Page 45 of Aztec Rage


  I heard a noise from the downed Spaniard, who was gasping for air. I took my sword to him until he lay still.

  When I turned around, Marina was there, sword in hand. Hers was bloody, too. She struggled to hold back tears as she stared down at the fallen Aztec. She said, “Too many . . . too many have died.”

  Late that afternoon the killing finally stopped, and the padre told us to take the survivors to jail. I had the trunks that were filled with silver and gold stacked outside on the street. I smoked a cigar as I waited for a wagon to pick them up. Watching the prisoners come out, I noticed a mestizo woman exit the granary. Riano had taken a couple dozen women to fix their tortillas and no doubt ease the urgings of their male parts during what he had conceived would be a long siege.

  But this woman’s features were familiar to me. As she was trying to slip into the crowd, I came up behind her and hit her in the back of the head, sending her crashing to the ground.
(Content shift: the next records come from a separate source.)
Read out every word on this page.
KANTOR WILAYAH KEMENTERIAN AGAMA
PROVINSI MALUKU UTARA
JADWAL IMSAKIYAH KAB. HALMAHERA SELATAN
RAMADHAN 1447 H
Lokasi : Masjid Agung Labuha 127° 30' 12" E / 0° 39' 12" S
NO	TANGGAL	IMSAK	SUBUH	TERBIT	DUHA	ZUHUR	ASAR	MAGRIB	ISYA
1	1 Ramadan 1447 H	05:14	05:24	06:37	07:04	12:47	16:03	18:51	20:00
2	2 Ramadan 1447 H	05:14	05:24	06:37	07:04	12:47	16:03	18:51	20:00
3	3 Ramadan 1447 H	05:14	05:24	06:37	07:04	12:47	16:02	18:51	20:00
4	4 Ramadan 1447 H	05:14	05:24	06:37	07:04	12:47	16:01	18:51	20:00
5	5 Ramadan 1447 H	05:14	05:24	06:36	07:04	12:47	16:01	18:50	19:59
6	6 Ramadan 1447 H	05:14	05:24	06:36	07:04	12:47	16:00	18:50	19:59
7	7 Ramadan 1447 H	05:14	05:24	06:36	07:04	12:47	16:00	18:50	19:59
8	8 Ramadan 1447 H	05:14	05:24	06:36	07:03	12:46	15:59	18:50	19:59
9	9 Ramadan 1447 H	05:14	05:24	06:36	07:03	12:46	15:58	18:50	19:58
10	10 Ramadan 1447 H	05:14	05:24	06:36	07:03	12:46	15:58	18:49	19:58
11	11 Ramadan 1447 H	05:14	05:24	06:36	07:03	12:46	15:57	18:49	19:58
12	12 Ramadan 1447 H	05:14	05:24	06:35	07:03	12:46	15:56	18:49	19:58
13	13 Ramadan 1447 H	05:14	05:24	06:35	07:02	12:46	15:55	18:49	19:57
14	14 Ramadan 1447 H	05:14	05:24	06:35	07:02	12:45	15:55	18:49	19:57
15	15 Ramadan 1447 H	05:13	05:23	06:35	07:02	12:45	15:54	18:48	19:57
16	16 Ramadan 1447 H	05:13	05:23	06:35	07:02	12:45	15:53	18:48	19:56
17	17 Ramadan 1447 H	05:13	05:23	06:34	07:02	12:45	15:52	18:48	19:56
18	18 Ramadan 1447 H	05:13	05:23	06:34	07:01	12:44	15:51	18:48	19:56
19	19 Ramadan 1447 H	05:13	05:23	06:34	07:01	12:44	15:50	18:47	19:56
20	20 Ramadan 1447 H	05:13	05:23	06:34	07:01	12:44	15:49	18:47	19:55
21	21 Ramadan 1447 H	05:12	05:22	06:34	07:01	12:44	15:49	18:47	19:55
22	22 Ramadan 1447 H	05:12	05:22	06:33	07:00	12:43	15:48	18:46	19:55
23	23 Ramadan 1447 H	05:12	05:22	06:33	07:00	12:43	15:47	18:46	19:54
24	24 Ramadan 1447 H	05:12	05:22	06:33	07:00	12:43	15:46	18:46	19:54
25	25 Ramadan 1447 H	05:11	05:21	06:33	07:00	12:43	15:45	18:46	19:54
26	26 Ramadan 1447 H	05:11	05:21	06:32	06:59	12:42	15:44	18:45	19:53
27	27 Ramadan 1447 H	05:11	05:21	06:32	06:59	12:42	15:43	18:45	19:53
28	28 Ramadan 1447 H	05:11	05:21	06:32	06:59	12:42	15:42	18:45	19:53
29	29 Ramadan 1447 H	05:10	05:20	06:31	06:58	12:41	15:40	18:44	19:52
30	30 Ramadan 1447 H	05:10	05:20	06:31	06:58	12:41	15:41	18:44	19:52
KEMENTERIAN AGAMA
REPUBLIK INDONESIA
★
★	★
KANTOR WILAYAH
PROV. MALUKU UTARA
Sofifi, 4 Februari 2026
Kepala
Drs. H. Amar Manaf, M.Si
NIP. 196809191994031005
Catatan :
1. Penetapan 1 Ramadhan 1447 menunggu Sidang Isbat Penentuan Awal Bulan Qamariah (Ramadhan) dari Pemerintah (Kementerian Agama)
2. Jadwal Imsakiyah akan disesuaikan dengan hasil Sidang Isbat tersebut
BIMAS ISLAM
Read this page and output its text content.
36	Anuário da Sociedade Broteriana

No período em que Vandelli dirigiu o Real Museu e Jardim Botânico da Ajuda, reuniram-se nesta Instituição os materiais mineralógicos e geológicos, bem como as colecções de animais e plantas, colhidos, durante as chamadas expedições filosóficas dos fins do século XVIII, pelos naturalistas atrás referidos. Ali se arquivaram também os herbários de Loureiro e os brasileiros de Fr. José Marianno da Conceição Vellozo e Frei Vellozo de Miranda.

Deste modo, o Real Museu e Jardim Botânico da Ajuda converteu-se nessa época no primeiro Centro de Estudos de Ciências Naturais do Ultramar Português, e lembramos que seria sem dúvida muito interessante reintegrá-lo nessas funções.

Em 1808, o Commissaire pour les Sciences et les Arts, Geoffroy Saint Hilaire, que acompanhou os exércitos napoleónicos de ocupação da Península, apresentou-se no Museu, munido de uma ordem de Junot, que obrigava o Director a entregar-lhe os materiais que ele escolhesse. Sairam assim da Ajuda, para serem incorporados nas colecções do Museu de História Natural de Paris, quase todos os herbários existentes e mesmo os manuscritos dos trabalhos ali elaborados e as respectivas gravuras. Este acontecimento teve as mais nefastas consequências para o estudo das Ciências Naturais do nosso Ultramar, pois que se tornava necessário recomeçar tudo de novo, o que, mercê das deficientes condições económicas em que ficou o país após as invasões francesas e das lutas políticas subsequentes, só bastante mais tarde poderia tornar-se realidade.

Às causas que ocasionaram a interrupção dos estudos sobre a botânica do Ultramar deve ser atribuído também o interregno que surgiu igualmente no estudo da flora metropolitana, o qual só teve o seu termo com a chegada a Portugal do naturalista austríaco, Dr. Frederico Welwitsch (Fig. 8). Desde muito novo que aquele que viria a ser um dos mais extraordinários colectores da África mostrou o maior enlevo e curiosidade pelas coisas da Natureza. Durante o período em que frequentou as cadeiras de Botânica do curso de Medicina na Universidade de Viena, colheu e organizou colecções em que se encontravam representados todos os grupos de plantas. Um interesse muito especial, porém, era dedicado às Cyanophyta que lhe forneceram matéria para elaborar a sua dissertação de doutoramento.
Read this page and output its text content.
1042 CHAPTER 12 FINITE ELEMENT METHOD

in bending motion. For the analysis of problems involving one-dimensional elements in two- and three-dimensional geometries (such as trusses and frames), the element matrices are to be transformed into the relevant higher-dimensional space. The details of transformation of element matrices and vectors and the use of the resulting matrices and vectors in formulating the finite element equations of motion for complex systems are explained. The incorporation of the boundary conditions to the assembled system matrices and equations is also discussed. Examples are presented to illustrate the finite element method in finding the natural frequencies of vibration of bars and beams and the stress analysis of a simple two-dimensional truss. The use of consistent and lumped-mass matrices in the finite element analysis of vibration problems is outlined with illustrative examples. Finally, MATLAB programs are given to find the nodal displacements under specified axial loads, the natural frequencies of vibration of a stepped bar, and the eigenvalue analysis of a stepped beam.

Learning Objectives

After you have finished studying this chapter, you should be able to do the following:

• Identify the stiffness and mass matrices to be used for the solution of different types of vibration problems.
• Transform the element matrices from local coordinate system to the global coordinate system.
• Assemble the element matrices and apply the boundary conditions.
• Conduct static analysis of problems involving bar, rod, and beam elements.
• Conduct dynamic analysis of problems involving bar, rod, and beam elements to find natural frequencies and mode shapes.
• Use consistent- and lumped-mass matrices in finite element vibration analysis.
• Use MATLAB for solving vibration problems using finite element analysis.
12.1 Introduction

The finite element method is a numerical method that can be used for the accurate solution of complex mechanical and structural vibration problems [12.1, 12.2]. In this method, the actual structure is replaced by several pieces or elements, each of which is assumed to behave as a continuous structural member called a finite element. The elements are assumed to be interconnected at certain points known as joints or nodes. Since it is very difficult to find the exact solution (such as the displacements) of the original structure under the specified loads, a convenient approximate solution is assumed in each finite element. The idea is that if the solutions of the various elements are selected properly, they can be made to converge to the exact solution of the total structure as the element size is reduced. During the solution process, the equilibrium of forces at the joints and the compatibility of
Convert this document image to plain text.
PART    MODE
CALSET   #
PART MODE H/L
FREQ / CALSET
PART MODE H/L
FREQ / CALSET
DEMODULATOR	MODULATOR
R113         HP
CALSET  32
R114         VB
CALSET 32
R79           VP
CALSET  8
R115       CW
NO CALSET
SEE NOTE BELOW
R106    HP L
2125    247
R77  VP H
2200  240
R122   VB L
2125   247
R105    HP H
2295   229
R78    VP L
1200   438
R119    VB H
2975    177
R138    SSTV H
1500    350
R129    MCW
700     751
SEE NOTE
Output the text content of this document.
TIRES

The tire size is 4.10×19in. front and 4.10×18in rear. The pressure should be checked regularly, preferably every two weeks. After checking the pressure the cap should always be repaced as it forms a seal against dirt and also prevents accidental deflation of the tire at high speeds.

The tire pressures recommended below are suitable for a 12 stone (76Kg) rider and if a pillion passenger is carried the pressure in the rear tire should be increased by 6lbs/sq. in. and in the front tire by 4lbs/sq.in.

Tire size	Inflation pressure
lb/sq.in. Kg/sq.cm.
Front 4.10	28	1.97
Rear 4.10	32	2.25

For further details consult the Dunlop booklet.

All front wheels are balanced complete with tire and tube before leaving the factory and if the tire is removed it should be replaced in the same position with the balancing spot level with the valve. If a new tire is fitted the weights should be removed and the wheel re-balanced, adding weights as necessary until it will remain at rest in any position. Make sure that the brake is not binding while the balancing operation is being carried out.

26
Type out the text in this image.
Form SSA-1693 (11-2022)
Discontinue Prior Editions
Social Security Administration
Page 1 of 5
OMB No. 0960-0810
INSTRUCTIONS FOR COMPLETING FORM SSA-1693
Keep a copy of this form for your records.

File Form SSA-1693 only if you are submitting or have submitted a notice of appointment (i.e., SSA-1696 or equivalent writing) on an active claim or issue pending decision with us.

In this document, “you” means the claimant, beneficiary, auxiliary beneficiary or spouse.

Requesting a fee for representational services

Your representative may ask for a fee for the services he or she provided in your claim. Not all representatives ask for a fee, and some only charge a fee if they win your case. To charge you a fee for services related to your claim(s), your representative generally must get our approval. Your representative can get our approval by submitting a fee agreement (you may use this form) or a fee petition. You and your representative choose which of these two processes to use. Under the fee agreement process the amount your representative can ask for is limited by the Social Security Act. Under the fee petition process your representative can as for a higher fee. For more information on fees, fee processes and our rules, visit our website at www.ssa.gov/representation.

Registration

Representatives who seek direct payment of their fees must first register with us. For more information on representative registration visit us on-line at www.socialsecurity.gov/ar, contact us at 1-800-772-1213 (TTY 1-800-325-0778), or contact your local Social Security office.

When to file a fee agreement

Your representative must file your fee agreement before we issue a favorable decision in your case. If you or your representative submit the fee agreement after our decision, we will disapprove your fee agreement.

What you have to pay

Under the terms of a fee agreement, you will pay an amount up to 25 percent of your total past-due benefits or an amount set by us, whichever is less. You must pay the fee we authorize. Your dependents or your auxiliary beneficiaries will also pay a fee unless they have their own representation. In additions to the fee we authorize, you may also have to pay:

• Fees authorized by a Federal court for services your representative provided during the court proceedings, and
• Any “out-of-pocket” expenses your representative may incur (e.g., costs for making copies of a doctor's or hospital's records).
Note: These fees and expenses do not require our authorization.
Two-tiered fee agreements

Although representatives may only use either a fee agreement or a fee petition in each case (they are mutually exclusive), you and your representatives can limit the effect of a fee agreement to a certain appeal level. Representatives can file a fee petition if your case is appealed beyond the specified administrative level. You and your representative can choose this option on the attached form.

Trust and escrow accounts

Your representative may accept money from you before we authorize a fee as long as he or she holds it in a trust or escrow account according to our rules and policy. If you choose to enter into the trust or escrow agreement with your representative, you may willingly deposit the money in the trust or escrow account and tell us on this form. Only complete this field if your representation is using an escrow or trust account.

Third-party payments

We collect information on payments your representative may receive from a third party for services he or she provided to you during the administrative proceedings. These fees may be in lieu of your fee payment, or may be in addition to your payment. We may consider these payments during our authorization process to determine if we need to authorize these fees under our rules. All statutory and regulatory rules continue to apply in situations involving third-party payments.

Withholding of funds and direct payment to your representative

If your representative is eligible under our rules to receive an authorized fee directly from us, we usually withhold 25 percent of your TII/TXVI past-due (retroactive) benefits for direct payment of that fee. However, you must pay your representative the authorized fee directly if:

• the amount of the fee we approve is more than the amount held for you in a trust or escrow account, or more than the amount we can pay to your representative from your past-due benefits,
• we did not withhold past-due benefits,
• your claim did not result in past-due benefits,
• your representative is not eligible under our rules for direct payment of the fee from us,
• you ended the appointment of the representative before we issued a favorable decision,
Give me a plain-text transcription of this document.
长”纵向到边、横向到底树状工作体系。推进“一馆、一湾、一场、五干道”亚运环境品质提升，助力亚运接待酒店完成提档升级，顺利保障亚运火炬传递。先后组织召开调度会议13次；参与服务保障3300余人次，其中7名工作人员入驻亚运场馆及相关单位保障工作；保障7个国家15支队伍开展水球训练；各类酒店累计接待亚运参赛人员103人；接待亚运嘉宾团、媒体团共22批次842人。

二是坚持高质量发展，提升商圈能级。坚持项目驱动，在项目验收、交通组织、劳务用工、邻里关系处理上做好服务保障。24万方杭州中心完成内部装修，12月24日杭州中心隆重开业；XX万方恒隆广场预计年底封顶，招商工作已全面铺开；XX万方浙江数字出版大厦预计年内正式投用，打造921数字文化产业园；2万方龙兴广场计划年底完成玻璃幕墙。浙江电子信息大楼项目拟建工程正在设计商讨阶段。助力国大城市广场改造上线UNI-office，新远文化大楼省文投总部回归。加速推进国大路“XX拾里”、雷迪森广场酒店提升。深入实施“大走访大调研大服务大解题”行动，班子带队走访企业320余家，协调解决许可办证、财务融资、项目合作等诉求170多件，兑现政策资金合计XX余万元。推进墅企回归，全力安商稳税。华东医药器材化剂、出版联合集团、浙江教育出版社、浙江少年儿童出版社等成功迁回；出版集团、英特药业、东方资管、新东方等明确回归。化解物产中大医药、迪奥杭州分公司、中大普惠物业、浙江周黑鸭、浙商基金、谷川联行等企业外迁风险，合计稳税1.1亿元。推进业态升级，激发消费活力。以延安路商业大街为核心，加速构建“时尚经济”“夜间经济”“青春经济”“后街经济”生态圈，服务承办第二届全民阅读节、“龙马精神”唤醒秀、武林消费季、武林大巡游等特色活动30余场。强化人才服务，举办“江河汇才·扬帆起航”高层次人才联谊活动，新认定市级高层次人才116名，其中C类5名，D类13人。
Then I yanked off her hair.

  “Ah, it’s my old friend the notary,” I said, grinning down at the bastardo who had tried to wring a confession from me when I had been in jail and was part of the plot to ship me off to my death.

  He gaped up at me.

  “Don’t you know, Señor Notary, it is cowardly and shameful for a man to dress as a woman?”

  I gave him a good kick.

  “Take this swine to the jail,” I told an indio working on the jail detail. “If he gives you any trouble, cut off his cojones so he won’t have to pretend to be a woman anymore.”

  NINETY-ONE

  FOR THE NEXT two days, the army of liberation ransacked the city, attacking and looting the homes and businesses of the Spanish. Allende had once again ridden into the crowds, slashing at his own troops with his sword, demanding that order be restored. Again, he failed, and this time I didn’t join him. The padre ordered the troops to pass over the homes of married Spanish, but didn’t curb the looting and celebrations. He understood the great passions that the Aztec victory had ignited. Allende and his officers, though brave and intelligent men for the most part, didn’t understand the indio. They expected them to act like trained soldiers.

  ¡Ay! If they had acted like trained soldiers, they would never have charged the granary fortress almost bare-handed. Over five hundred Spaniards had died in the attack. They took with them two thousand indios. The carnage was so great, a long trench was dug in a dry riverbed to accommodate the bodies. The indios had achieved victory not through military stratagems but through cojones and blood.

  I was not a spiritual person or even a sensitive one. As I walked through the streets of Guanajuato, I thought about how the battle had affected me. Even after I fell from grace with my Spanish ancestry and lived as a lowly peon, I disrespected the Aztec blood in my veins. I had been raised to believe that a drop of that blood polluted my system and gave me the dreaded blood taint, a social and racial disease as repugnant to “people of quality” as the pox.

  Seeing the peons as people who were innately subservient to the wearers of spurs, I had believed implicitly in the myth of their inferiority. But as I watched the way the peons had fought, bled, and died for liberty, I realized that the padre was right: that three centuries of oppression had left the lower classes morose and defeated but that a true leader could reawaken their courage and resolve. That person was the padre, of course. They loved, admired, and revered them. He believed in them. They in turn showed extreme courage under fire, charging the lethal volleys with crude weapons and bare hands. Some, like Diego, had given his life not just for the cause but for a friend.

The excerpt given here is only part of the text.